Intérieur de l’église Saint-Laurent-Hors-les-Murs, à Rome, 1818

Huile sur toile marouflée sur panneau., H. 0.48 m ; L. 0.37 m

Provenance : Collection Louis-Simon Auger Collection Paul Barroilhet Sa vente, le 12 mars 1855, lot 52, Intérieur de l’église Saint-Laurent hors les murs de Rome, H. 46 cm ; L. 35 cm, 3.500 fr.
Collection André Cottier.

Bibliographie :
  • BLANC, Charles, préface au Catalogue des tableaux de l’école française moderne composant la collection de M. Barroilhet, catalogue de vente, Me Pouchet, 12 mars 1855, p. 14-15.
  • GASSIER, Pierre, Léopold Robert, Neuchâtel, Ides et Calendes, 1983, p. 278.

Léopold Robert intégre à l’âge de dix-sept ans l’atelier de Jacques-Louis David, puis à l’exil de ce dernier en 1816, rejoint celui du baron Gros. N’ayant pu concourir au prix de Rome en tant que citoyen d’une province alors fraîchement rattachée à la Suisse, il parvient à se rendre à Rome en juillet 1818 grâce à l’intervention généreuse du mécène Roulet de Mézerac, afin de compléter ses études. Fasciné par la Ville Éternelle, il y demeure pendant treize années, au cours desquelles il perfectionne sa technique et puise une inspiration nouvelle dans la vie quotidienne italienne. Rome est alors en ce début du XIXème siècle un foyer artistique attirant les jeunes artistes de toute l’Europe dont le côtoiement crée une riche émulation.

C’est au cours des premières années de son séjour romain qu’il peint plusieurs vues intérieures d’églises, souvent prétextes à des scènes de genre à caractère religieux. Il dépeint ainsi le cloître de l’Ara Coeli, Saints Côme et Damien, l’Intérieur de la sacristie de Saint-Jean-de-Latran (Genève, Musée d’Art et d’Histoire), Saint-Paul-hors-les-murs, et ici Saint-Laurent-hors-les-murs. Celle-ci est l’une des basiliques mineures de Rome, dont la construction débutée sous le règne de l’empereur Constantin sur le site présumé du martyre de saint Laurent se poursuivit sous le pape Pélage au VIème siècle, période dont subsiste encore le chœur et les colonnes aux beaux chapiteaux corinthiens que l’on peut admirer dans le tableau.

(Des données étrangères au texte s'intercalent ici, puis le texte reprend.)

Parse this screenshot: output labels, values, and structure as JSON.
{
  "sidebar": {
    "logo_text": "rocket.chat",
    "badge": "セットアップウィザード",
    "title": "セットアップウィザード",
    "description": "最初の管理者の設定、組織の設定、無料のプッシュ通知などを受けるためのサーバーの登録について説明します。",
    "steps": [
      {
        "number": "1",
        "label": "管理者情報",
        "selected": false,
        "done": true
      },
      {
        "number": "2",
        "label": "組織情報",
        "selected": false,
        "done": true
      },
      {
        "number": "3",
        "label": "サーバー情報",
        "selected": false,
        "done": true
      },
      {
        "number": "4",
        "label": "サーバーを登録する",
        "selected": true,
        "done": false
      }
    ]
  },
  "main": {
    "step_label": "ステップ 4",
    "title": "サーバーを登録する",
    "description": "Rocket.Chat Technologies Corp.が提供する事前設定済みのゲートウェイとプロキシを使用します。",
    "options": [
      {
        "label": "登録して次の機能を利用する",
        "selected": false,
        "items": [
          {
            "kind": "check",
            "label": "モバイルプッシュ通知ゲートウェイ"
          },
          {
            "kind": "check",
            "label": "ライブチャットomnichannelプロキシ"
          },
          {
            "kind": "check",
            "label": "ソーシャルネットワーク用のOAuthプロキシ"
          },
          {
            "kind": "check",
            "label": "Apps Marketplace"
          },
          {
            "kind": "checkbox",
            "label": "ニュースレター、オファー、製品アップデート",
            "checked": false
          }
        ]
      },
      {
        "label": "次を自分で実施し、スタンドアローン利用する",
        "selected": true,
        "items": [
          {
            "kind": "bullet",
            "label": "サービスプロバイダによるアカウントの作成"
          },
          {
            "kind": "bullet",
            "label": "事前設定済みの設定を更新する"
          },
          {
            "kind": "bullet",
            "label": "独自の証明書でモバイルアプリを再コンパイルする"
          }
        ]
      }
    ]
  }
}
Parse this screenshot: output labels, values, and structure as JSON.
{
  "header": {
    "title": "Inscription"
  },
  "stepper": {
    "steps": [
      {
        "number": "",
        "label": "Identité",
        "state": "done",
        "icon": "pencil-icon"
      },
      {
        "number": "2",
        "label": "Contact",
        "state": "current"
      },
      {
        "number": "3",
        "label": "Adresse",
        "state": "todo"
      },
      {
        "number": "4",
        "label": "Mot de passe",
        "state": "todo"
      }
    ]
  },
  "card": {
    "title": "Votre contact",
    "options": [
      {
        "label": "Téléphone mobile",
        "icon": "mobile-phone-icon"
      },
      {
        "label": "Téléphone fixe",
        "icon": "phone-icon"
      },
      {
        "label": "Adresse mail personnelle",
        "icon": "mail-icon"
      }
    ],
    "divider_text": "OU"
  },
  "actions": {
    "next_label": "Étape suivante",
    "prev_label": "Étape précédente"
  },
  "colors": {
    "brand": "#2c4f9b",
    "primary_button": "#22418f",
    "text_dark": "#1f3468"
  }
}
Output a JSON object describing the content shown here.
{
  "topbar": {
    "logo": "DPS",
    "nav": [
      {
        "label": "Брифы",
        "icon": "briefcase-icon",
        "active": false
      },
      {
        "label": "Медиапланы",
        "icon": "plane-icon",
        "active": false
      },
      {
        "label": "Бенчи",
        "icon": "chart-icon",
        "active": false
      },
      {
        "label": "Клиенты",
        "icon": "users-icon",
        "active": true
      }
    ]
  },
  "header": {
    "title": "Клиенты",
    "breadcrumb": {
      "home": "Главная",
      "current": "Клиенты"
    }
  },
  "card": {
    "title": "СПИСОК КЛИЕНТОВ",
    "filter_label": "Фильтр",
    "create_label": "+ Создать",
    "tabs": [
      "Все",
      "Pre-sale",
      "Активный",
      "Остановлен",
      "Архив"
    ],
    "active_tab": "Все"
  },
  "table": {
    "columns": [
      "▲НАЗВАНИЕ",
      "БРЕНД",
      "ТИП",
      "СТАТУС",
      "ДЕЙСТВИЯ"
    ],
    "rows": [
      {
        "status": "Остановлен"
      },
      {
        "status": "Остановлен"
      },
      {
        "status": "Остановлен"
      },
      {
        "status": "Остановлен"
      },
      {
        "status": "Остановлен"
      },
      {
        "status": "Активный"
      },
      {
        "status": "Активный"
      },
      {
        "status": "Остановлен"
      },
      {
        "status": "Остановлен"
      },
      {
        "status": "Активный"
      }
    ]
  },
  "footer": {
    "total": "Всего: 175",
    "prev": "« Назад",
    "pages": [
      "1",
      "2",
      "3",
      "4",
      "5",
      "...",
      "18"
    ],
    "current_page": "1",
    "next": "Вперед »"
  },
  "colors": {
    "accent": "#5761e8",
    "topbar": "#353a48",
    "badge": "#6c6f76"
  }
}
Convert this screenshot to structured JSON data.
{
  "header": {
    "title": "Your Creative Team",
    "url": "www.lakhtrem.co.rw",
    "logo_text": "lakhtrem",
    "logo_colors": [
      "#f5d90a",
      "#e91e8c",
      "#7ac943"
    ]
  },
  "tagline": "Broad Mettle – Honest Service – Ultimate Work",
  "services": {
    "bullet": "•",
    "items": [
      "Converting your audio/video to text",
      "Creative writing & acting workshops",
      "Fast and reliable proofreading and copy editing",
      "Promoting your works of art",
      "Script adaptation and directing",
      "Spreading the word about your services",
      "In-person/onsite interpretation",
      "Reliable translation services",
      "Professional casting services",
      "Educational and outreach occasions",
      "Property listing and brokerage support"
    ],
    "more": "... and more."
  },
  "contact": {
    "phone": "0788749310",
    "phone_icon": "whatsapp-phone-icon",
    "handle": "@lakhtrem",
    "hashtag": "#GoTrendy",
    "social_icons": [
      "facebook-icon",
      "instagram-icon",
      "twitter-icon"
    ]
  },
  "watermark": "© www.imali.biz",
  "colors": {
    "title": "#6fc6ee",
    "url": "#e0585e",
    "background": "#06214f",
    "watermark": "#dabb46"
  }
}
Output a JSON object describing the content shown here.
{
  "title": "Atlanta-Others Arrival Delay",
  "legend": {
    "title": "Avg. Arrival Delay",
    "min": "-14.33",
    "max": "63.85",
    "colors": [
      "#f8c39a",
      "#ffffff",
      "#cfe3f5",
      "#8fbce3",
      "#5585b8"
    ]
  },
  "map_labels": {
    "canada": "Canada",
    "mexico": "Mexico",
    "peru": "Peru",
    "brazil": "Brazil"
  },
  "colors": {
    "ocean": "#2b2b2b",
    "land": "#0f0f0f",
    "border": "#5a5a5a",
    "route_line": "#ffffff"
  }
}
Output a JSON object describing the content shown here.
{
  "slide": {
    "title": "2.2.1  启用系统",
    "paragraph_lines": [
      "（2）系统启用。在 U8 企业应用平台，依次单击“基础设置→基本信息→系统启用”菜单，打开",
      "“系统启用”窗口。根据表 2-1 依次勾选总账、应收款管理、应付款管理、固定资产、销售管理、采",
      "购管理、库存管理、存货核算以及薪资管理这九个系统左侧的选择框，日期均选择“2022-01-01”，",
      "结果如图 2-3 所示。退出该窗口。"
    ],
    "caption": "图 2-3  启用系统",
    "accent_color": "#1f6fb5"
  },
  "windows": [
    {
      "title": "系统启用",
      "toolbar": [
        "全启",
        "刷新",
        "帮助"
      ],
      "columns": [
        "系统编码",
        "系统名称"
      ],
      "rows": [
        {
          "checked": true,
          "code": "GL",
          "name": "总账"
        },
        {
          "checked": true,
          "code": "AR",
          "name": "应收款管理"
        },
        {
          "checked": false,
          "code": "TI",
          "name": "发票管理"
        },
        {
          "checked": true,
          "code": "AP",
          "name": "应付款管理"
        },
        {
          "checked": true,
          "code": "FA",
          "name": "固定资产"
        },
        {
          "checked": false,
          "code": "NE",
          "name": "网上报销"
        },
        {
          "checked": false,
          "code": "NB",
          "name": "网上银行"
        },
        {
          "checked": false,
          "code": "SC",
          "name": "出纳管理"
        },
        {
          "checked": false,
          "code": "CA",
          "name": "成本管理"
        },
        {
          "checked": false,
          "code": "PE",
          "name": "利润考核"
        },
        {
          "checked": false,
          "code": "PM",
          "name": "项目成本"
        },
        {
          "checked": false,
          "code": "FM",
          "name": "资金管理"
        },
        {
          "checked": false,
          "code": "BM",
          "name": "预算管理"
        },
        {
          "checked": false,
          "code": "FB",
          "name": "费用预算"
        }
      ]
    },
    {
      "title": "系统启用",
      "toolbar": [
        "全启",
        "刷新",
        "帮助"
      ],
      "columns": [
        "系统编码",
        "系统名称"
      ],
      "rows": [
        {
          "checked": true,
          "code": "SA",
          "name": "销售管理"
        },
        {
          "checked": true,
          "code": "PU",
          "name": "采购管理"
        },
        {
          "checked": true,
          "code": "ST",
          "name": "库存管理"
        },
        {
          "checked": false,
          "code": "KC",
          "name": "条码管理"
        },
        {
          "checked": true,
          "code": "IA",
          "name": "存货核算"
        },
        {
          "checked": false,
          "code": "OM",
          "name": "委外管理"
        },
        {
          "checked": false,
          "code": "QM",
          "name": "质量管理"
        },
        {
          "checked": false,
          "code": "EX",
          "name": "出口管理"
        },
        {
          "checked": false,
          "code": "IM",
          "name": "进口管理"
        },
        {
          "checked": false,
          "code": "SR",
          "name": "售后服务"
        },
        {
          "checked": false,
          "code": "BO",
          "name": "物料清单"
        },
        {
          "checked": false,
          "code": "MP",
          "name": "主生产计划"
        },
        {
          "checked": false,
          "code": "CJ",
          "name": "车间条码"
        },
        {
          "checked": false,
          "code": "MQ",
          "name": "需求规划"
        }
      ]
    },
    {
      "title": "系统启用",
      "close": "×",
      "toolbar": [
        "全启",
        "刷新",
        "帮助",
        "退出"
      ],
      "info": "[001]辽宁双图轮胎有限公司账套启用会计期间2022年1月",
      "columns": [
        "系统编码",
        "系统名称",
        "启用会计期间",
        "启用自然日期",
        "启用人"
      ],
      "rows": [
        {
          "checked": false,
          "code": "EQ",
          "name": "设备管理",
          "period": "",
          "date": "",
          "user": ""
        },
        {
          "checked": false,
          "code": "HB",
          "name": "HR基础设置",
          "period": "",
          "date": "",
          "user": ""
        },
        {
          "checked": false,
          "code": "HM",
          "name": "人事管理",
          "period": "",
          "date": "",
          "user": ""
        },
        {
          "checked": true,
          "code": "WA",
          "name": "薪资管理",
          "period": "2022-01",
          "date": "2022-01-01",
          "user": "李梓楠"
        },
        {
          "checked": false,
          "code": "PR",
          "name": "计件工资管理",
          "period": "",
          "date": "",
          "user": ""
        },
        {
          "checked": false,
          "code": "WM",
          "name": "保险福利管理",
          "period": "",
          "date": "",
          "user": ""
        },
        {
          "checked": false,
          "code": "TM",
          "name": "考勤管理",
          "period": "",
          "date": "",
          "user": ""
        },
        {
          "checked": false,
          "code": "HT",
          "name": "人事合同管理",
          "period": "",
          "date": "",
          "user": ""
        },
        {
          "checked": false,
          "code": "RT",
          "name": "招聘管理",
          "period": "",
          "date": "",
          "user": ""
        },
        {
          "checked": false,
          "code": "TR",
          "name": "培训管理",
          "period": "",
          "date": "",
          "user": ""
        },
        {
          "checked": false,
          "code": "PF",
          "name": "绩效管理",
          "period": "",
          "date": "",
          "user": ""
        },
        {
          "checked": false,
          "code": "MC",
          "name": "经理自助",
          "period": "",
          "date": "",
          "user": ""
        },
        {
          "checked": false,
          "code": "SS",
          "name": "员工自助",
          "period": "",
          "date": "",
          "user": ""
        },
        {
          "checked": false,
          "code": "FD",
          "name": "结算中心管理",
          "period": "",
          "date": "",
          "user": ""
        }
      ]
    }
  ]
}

Marqué par le style de François-Marius Granet, de vingt ans son aîné, Robert oriente sa peinture vers un genre qui connaît alors une vogue croissante au cours du premier quart du XIXème siècle : la représentation de cloîtres, intérieurs d’églises, sacristies ou couvents, et dont les effets de contre-jour très poussés annoncent le romantisme. L’artiste reprend ici un schéma de composition classique, avec les figures repoussoirs au premier plan, la perspective savante du carrelage avec les diagonales fuyant vers une percée matérialisée par une porte au fond du tableau, et la lumière douce pénétrant par la fenêtre de gauche. La quiétude du lieu saint est à peine distraite par la présence de quelques personnages, en costume typique romain, et qui suggèrent la simplicité de mœurs et la dévotion populaire répondant à l’image traditionnelle que s’en font les artistes. Ce point de vue avait déjà été traité à l’identique par le peintre Christoffer Wilhelm Eckersberg trois ans auparavant, et dont une version est conservée à la Hirschsprung Collection de Copenhague.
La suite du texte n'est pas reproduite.